Он хотел, чтобы я пил теперь глоток за глотком,
неторопливо дурел и рассказывал. (Опасался, что я выпью
полбутылки сразу.)
Я потянулся.
- Да подожди же!.. - Он отвел бутылку в темноту.
Но я уже достаточно сблизился, прижался (оттолкнуть не
успеет). И сразу, простым движением (за его лопаткой,
как в знакомое место) я вогнал нож, ощутив острием
провальную пустоту человеческого сердца. Он пискнул, как
крыска в углу. "Ма-мма-аа...С - еще протянул он. Потом
бился сколько-то, но уже беззвучно. Просто содрогался
телом. Я вынул кассеты, переложил в свой карман. Такой
маленький магнитофончик. Я все забрал, проверил. Посидел
в темноте. Бутылка куда-то укатилась, под ящики, за
детскую коляску. Я не стал ее искать. Я ведь к ней не
прикасался. Водки я не хотел.
Не хотелось и глотка сделать. Все произошло разом.
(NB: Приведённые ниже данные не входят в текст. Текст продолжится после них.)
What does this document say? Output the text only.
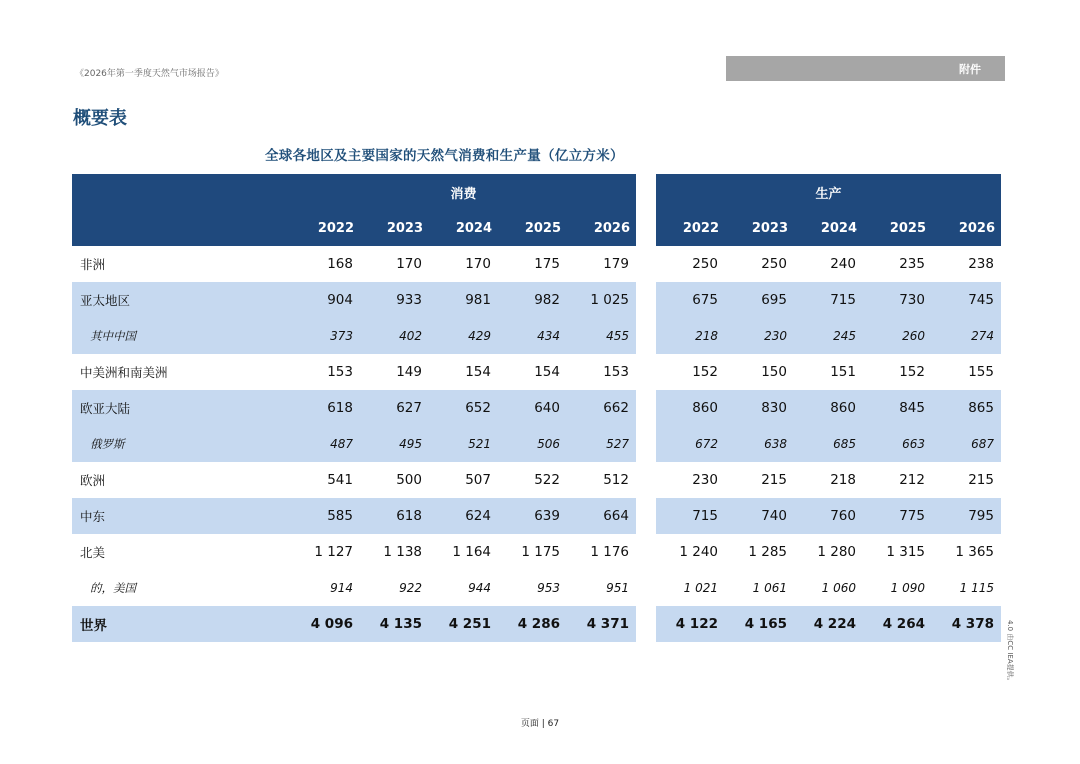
《2026年第一季度天然气市场报告》	附件
概要表
全球各地区及主要国家的天然气消费和生产量（亿立方米）
	消费						生产				
	2022	2023	2024	2025	2026		2022	2023	2024	2025	2026
非洲	168	170	170	175	179		250	250	240	235	238
亚太地区	904	933	981	982	1 025		675	695	715	730	745
其中中国	373	402	429	434	455		218	230	245	260	274
中美洲和南美洲	153	149	154	154	153		152	150	151	152	155
欧亚大陆	618	627	652	640	662		860	830	860	845	865
俄罗斯	487	495	521	506	527		672	638	685	663	687
欧洲	541	500	507	522	512		230	215	218	212	215
中东	585	618	624	639	664		715	740	760	775	795
北美	1 127	1 138	1 164	1 175	1 176		1 240	1 285	1 280	1 315	1 365
的，美国	914	922	944	953	951		1 021	1 061	1 060	1 090	1 115
世界	4 096	4 135	4 251	4 286	4 371		4 122	4 165	4 224	4 264	4 378 4.0 由CC IEA提供。
页面 | 67
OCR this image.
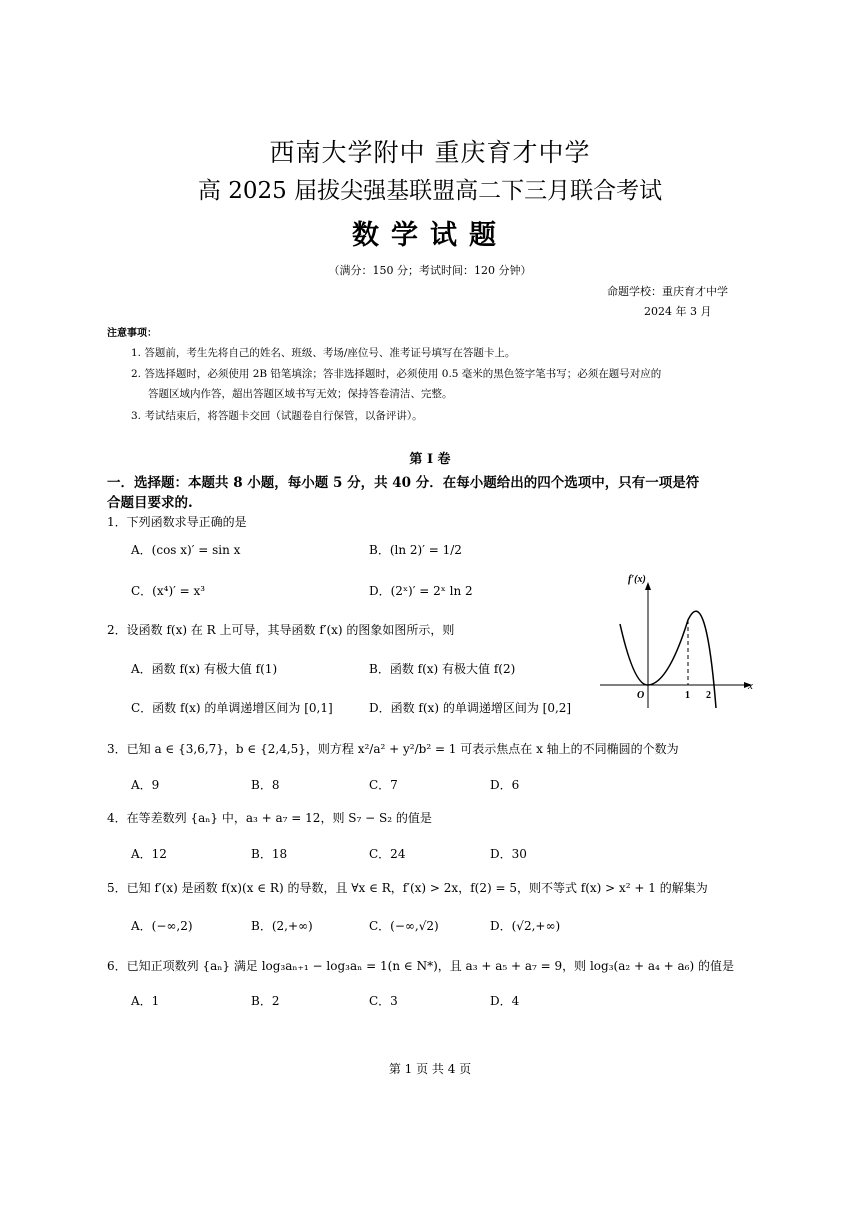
西南大学附中 重庆育才中学
高 2025 届拔尖强基联盟高二下三月联合考试
数学试题
（满分：150 分；考试时间：120 分钟）
命题学校：重庆育才中学
2024 年 3 月
注意事项：
1. 答题前，考生先将自己的姓名、班级、考场/座位号、准考证号填写在答题卡上。
2. 答选择题时，必须使用 2B 铅笔填涂；答非选择题时，必须使用 0.5 毫米的黑色签字笔书写；必须在题号对应的
答题区域内作答，超出答题区域书写无效；保持答卷清洁、完整。
3. 考试结束后，将答题卡交回（试题卷自行保管，以备评讲）。
第 I 卷
一．选择题：本题共 8 小题，每小题 5 分，共 40 分．在每小题给出的四个选项中，只有一项是符
合题目要求的.
1．下列函数求导正确的是
A．(cos x)′ = sin x	B．(ln 2)′ = 1/2
C．(x⁴)′ = x³	D．(2ˣ)′ = 2ˣ ln 2
2．设函数 f(x) 在 R 上可导，其导函数 f′(x) 的图象如图所示，则
A．函数 f(x) 有极大值 f(1)	B．函数 f(x) 有极大值 f(2)
C．函数 f(x) 的单调递增区间为 [0,1]	D．函数 f(x) 的单调递增区间为 [0,2]
f′(x)
x
O	1 2
3．已知 a ∈ {3,6,7}，b ∈ {2,4,5}，则方程 x²/a² + y²/b² = 1 可表示焦点在 x 轴上的不同椭圆的个数为
A．9	B．8	C．7	D．6
4．在等差数列 {aₙ} 中，a₃ + a₇ = 12，则 S₇ − S₂ 的值是
A．12	B．18	C．24	D．30
5．已知 f′(x) 是函数 f(x)(x ∈ R) 的导数，且 ∀x ∈ R，f′(x) > 2x，f(2) = 5，则不等式 f(x) > x² + 1 的解集为
A．(−∞,2)	B．(2,+∞)	C．(−∞,√2)	D．(√2,+∞)
6．已知正项数列 {aₙ} 满足 log₃aₙ₊₁ − log₃aₙ = 1(n ∈ N*)，且 a₃ + a₅ + a₇ = 9，则 log₃(a₂ + a₄ + a₆) 的值是
A．1	B．2	C．3	D．4
第 1 页 共 4 页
(Как упавшее спелое яблоко.) Чувство сделанного дела,
ничего больше. Тихо спустился по лестнице.
Пустые ночные улицы. На каком-то углу я вспомнил, как
вогнал нож, и сам звук хлюпающей крови (возможно,
мнимый) вызвал мгновенный позыв и рвоту. У крови под
ножом был звук.
Но прошел еще сто шагов, стало легче. Вырвало еще раз,
уже до конца. До дна. Я опять был человек. Моя жизнь,
какое-никакое мое бытие, а с ним и мое "яС, а также мои
былые тексты (что еще?..) возвращались теперь к себе
домой, шли вместе сереньким асфальтом, шли рядом и как
бы держась за руки - как шли бы домой сбереженные в
чистоте дети.
Я избавился от ножа. (Конечно, там не оставил, а
завернул в платок.) Я выбросил нож в канализационный
люк, в шумящий на дне ручей нечистот - выбросил уже в
другом районе. Я долго нес. Я понимал, что рискую.
В квартире Соболевых - японский магнитофон; я курил и
крутил пленки, прежде чем их уничтожить.
Я много чего услышал записанного: и моего, и разного
прочего. Толкотня у художников. Кэрол, катающая, как
горошину, свое американское "р-рС. Смех Василька и Гоши.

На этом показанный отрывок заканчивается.